By focusing exclusively on food service packaging, Cambay consolidates raw material procurement. Purchase efficiency improves because volumes are concentrated. Vendor relationships deepen. Suppliers are more willing to invest in proximity and reliability when demand is predictable.

“Developing vendors close by is very important in a de risked world,” he says. “But you can only do that if you have scale.”

Quality systems also benefit from repetition. Producing similar products consistently allows teams to refine process controls and detect deviations early. “Adherence to quality systems comes only when you are doing a particular job repeatedly,” he says.

Automation investments become purposeful rather than speculative. Food service packaging, with its large job sizes, demands specific configurations. Investing in automation tailored to that niche ensures utilisation and return on capital. “If you want to really automate your operations, please find your niche,” he says.

Backward integration follows the same logic. Cambay invested in high end coating lines for barrier applications specific to food contact packaging. Such capital expenditure would not be viable as a side activity.

Depth creates differentiation

Chhaparia also challenges the industry’s use of buzzwords.

“Consultancy led sales is a very good jargon,” he says. “But unless you are absolutely thorough with a particular industry, how are you going to consult somebody who is already in that industry?”

In food service packaging, depth includes understanding how products behave under heat, freezing or ambient conditions. It involves knowing migration parameters and regulatory frameworks. Without this knowledge, conversations remain transactional.

High value-added machinery investments must align with this depth. Installing specialised equipment for segments that are not core only dilutes focus. “Rather than putting eggs in different baskets, decide on a particular sector,” he says. “Invest well in high-end value-added machines and reap the benefits.”

He is blunt about the consequences of not doing so. “The buyers have unreasonable power because we do not know what we are good at,” he says. “Unless we find our own niche as a company, the buyers are always going to take advantage.”

Consistency, systems and the Indian gap

Quality, in Chhaparia’s view, extends beyond product performance. It includes communication and systems integration.

“For basic things like when is the shipment going to be dispatched, they should not have to send us an email,” he says. Cambay integrates its internal systems with client systems, allowing shared visibility of dispatch data and order status.

“Why does DHL share tracking details,” he asks. “Because it cannot handle such large amounts of inquiries.”

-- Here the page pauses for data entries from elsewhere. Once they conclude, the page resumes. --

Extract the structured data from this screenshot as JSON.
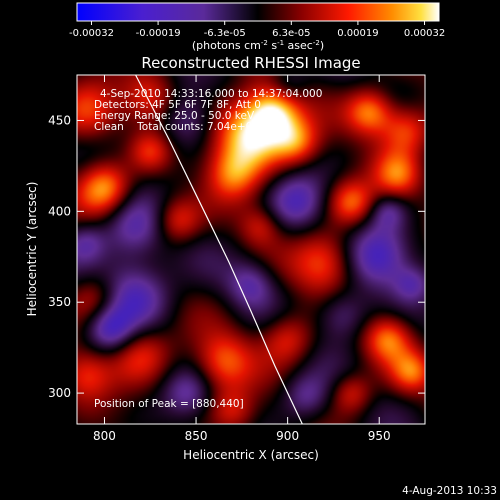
{
  "chart_data": {
    "type": "heatmap",
    "title": "Reconstructed RHESSI Image",
    "colorbar": {
      "ticks": [
        "-0.00032",
        "-0.00019",
        "-6.3e-05",
        "6.3e-05",
        "0.00019",
        "0.00032"
      ],
      "unit_label": {
        "parts": [
          {
            "t": "(photons cm",
            "sup": false
          },
          {
            "t": "-2",
            "sup": true
          },
          {
            "t": " s",
            "sup": false
          },
          {
            "t": "-1",
            "sup": true
          },
          {
            "t": " asec",
            "sup": false
          },
          {
            "t": "-2",
            "sup": true
          },
          {
            "t": ")",
            "sup": false
          }
        ]
      },
      "range": [
        -0.00032,
        0.00032
      ],
      "colormap": "blue-purple-black-red-orange-yellow-white"
    },
    "xlabel": "Heliocentric X (arcsec)",
    "ylabel": "Heliocentric Y (arcsec)",
    "xlim": [
      785,
      975
    ],
    "ylim": [
      283,
      475
    ],
    "xticks": [
      "800",
      "850",
      "900",
      "950"
    ],
    "yticks": [
      "300",
      "350",
      "400",
      "450"
    ],
    "annotations": [
      "4-Sep-2010 14:33:16.000 to 14:37:04.000",
      "Detectors: 4F 5F 6F 7F 8F, Att 0",
      "Energy Range: 25.0 - 50.0 keV",
      "Clean    Total counts: 7.04e+03"
    ],
    "peak_label": "Position of Peak = [880,440]",
    "peak": [
      880,
      440
    ],
    "limb_curve": [
      [
        817,
        475
      ],
      [
        835,
        440
      ],
      [
        852,
        405
      ],
      [
        868,
        372
      ],
      [
        880,
        345
      ],
      [
        893,
        315
      ],
      [
        908,
        283
      ]
    ],
    "blobs": [
      {
        "x": 880,
        "y": 442,
        "r": 14,
        "v": 1.0
      },
      {
        "x": 893,
        "y": 455,
        "r": 10,
        "v": 0.75
      },
      {
        "x": 905,
        "y": 438,
        "r": 9,
        "v": 0.55
      },
      {
        "x": 800,
        "y": 413,
        "r": 10,
        "v": 0.75
      },
      {
        "x": 790,
        "y": 455,
        "r": 12,
        "v": 0.5
      },
      {
        "x": 825,
        "y": 462,
        "r": 10,
        "v": 0.45
      },
      {
        "x": 945,
        "y": 455,
        "r": 9,
        "v": 0.7
      },
      {
        "x": 965,
        "y": 445,
        "r": 10,
        "v": 0.6
      },
      {
        "x": 960,
        "y": 420,
        "r": 9,
        "v": 0.55
      },
      {
        "x": 935,
        "y": 405,
        "r": 9,
        "v": 0.6
      },
      {
        "x": 920,
        "y": 372,
        "r": 12,
        "v": 0.55
      },
      {
        "x": 955,
        "y": 330,
        "r": 9,
        "v": 0.6
      },
      {
        "x": 968,
        "y": 312,
        "r": 8,
        "v": 0.5
      },
      {
        "x": 900,
        "y": 330,
        "r": 10,
        "v": 0.5
      },
      {
        "x": 865,
        "y": 317,
        "r": 11,
        "v": 0.55
      },
      {
        "x": 820,
        "y": 322,
        "r": 12,
        "v": 0.5
      },
      {
        "x": 790,
        "y": 310,
        "r": 10,
        "v": 0.45
      },
      {
        "x": 840,
        "y": 395,
        "r": 9,
        "v": 0.5
      },
      {
        "x": 795,
        "y": 352,
        "r": 10,
        "v": 0.45
      },
      {
        "x": 870,
        "y": 420,
        "r": 10,
        "v": 0.5
      },
      {
        "x": 885,
        "y": 392,
        "r": 8,
        "v": 0.35
      },
      {
        "x": 935,
        "y": 300,
        "r": 8,
        "v": 0.45
      },
      {
        "x": 870,
        "y": 290,
        "r": 9,
        "v": 0.4
      },
      {
        "x": 825,
        "y": 433,
        "r": 8,
        "v": 0.4
      },
      {
        "x": 950,
        "y": 375,
        "r": 12,
        "v": -0.6
      },
      {
        "x": 905,
        "y": 405,
        "r": 11,
        "v": -0.5
      },
      {
        "x": 817,
        "y": 355,
        "r": 14,
        "v": -0.6
      },
      {
        "x": 803,
        "y": 335,
        "r": 9,
        "v": -0.55
      },
      {
        "x": 815,
        "y": 390,
        "r": 12,
        "v": -0.45
      },
      {
        "x": 930,
        "y": 343,
        "r": 10,
        "v": -0.45
      },
      {
        "x": 880,
        "y": 360,
        "r": 9,
        "v": -0.4
      },
      {
        "x": 845,
        "y": 450,
        "r": 11,
        "v": -0.4
      },
      {
        "x": 910,
        "y": 298,
        "r": 9,
        "v": -0.4
      },
      {
        "x": 955,
        "y": 400,
        "r": 7,
        "v": -0.35
      },
      {
        "x": 790,
        "y": 383,
        "r": 8,
        "v": -0.4
      },
      {
        "x": 845,
        "y": 300,
        "r": 9,
        "v": -0.35
      },
      {
        "x": 968,
        "y": 360,
        "r": 7,
        "v": -0.35
      },
      {
        "x": 900,
        "y": 470,
        "r": 8,
        "v": -0.3
      }
    ],
    "timestamp": "4-Aug-2013 10:33"
  }
}
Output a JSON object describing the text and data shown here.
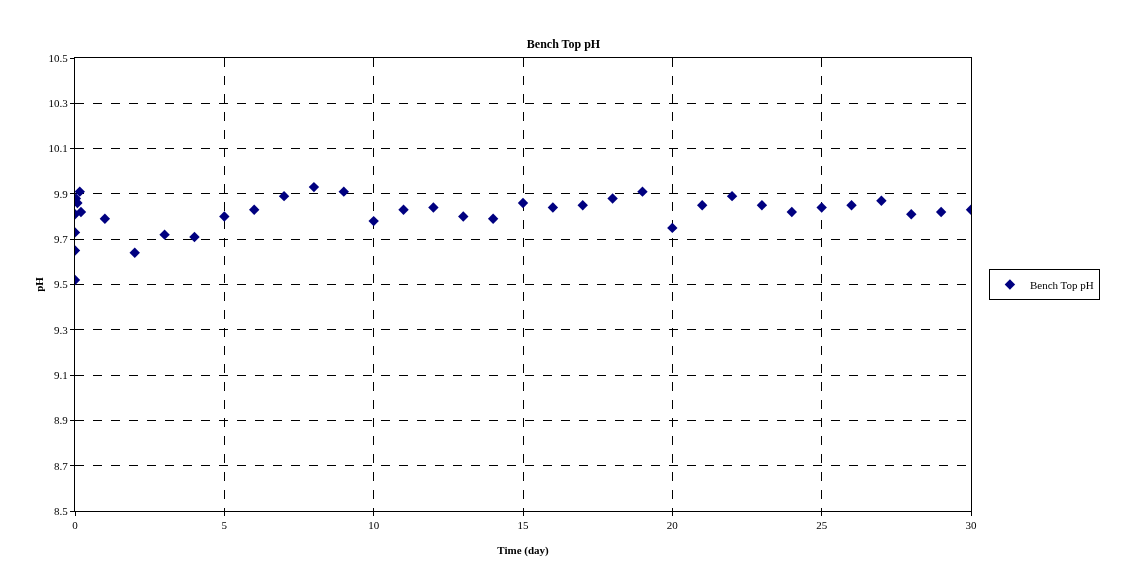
{
  "chart_data": {
    "type": "scatter",
    "title": "Bench Top pH",
    "xlabel": "Time (day)",
    "ylabel": "pH",
    "xlim": [
      0,
      30
    ],
    "xticks": [
      0,
      5,
      10,
      15,
      20,
      25,
      30
    ],
    "ylim": [
      8.5,
      10.5
    ],
    "yticks": [
      8.5,
      8.7,
      8.9,
      9.1,
      9.3,
      9.5,
      9.7,
      9.9,
      10.1,
      10.3,
      10.5
    ],
    "grid": true,
    "legend": "right",
    "marker": "diamond",
    "series": [
      {
        "name": "Bench Top pH",
        "color": "#000080",
        "x": [
          0,
          0,
          0,
          0,
          0.03,
          0.08,
          0.16,
          0.2,
          1,
          2,
          3,
          4,
          5,
          6,
          7,
          8,
          9,
          10,
          11,
          12,
          13,
          14,
          15,
          16,
          17,
          18,
          19,
          20,
          21,
          22,
          23,
          24,
          25,
          26,
          27,
          28,
          29,
          30
        ],
        "values": [
          9.52,
          9.65,
          9.73,
          9.81,
          9.88,
          9.86,
          9.91,
          9.82,
          9.79,
          9.64,
          9.72,
          9.71,
          9.8,
          9.83,
          9.89,
          9.93,
          9.91,
          9.78,
          9.83,
          9.84,
          9.8,
          9.79,
          9.86,
          9.84,
          9.85,
          9.88,
          9.91,
          9.75,
          9.85,
          9.89,
          9.85,
          9.82,
          9.84,
          9.85,
          9.87,
          9.81,
          9.82,
          9.83
        ]
      }
    ]
  }
}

Consistency is critical. “Even if it is for better, you cannot change quality in every lot,” he says. Buyers expect predictability. Variation, even positive, can disrupt supply chains.

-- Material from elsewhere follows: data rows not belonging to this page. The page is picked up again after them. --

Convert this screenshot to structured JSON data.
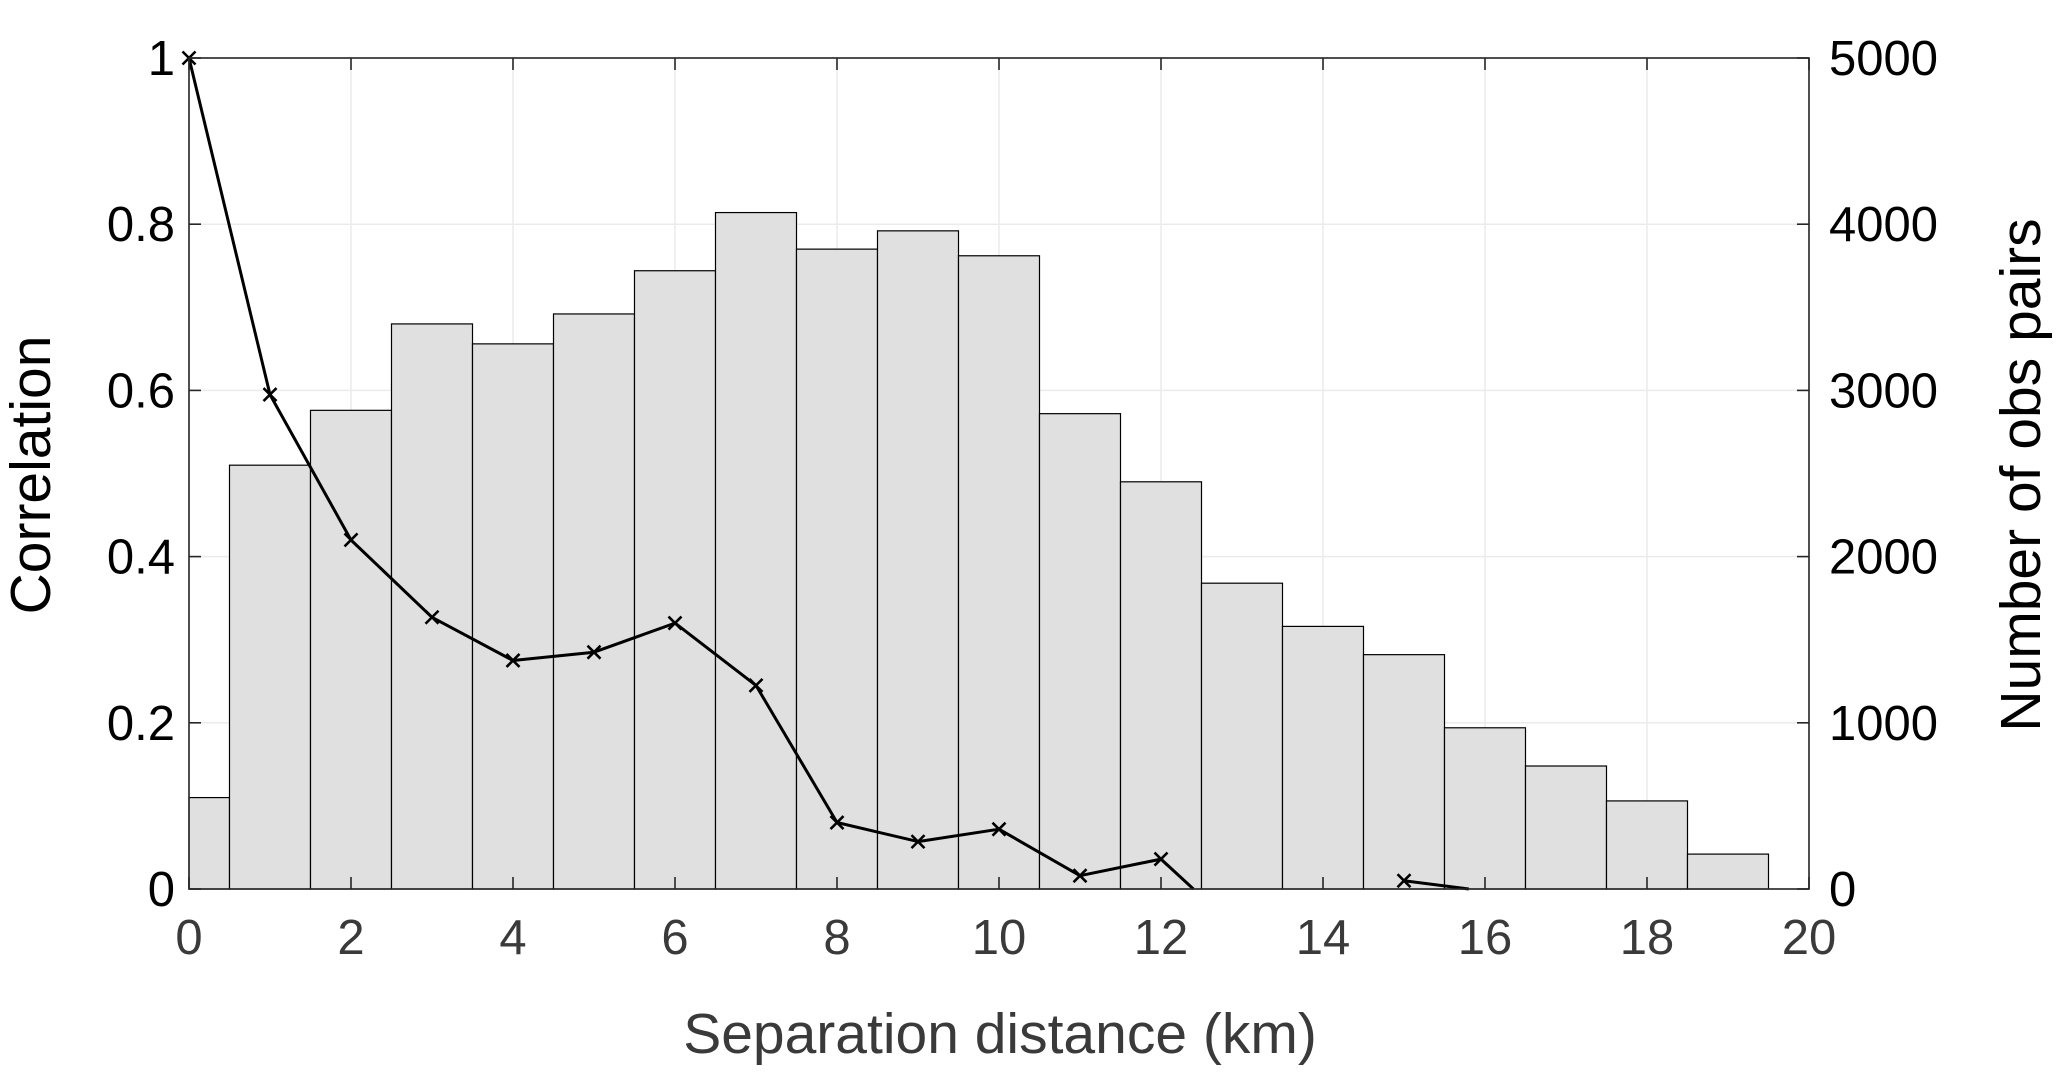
{
  "chart_data": {
    "type": "bar+line",
    "title": "",
    "xlabel": "Separation distance (km)",
    "ylabel_left": "Correlation",
    "ylabel_right": "Number of obs pairs",
    "xlim": [
      0,
      20
    ],
    "ylim_left": [
      0,
      1
    ],
    "ylim_right": [
      0,
      5000
    ],
    "xticks": [
      "0",
      "2",
      "4",
      "6",
      "8",
      "10",
      "12",
      "14",
      "16",
      "18",
      "20"
    ],
    "yticks_left": [
      "0",
      "0.2",
      "0.4",
      "0.6",
      "0.8",
      "1"
    ],
    "yticks_right": [
      "0",
      "1000",
      "2000",
      "3000",
      "4000",
      "5000"
    ],
    "grid": true,
    "bars": {
      "name": "Number of obs pairs",
      "axis": "right",
      "centers": [
        0,
        1,
        2,
        3,
        4,
        5,
        6,
        7,
        8,
        9,
        10,
        11,
        12,
        13,
        14,
        15,
        16,
        17,
        18,
        19
      ],
      "values": [
        550,
        2550,
        2880,
        3400,
        3280,
        3460,
        3720,
        4070,
        3850,
        3960,
        3810,
        2860,
        2450,
        1840,
        1580,
        1410,
        970,
        740,
        530,
        210
      ],
      "color": "#e0e0e0",
      "edge_color": "#000000"
    },
    "series": [
      {
        "name": "Correlation",
        "axis": "left",
        "segments": [
          {
            "x": [
              0,
              1,
              2,
              3,
              4,
              5,
              6,
              7,
              8,
              9,
              10,
              11,
              12,
              12.4
            ],
            "y": [
              1.0,
              0.595,
              0.42,
              0.327,
              0.275,
              0.285,
              0.32,
              0.245,
              0.08,
              0.057,
              0.072,
              0.016,
              0.036,
              0.0
            ]
          },
          {
            "x": [
              15,
              15.8
            ],
            "y": [
              0.01,
              0.0
            ]
          }
        ],
        "markers_x": [
          0,
          1,
          2,
          3,
          4,
          5,
          6,
          7,
          8,
          9,
          10,
          11,
          12,
          15
        ],
        "markers_y": [
          1.0,
          0.595,
          0.42,
          0.327,
          0.275,
          0.285,
          0.32,
          0.245,
          0.08,
          0.057,
          0.072,
          0.016,
          0.036,
          0.01
        ],
        "marker": "x",
        "color": "#000000"
      }
    ]
  }
}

On certification, he notes that European food contact regulations are stringent. In India, frameworks specific to food packaging remain limited. “We need a certificate or regulation specifically certifying food packaging,” he says, urging greater engagement between industry bodies and government.

A focused path forward

Although Cambay is currently export focused, Chhaparia sees potential in India’s growing food service market. However, he describes it as fragmented.

“In Europe or the US, there is a fixed chain,” he says. “There are importers, national distributors, regional distributors and city distributors. In India, everybody is taking a shot at everything.”

As distribution hierarchies mature, he expects the Indian market to become more structured and attractive. When that happens, the same principles of specialisation and certification will determine leadership.

In the end, his message is clear and grounded in lived experience. “In exports, there is no other way,” he repeats. “You cannot be generic and compete with the best in the world.”

For Indian packaging converters navigating a tightening global landscape, that may be less a warning and more a roadmap.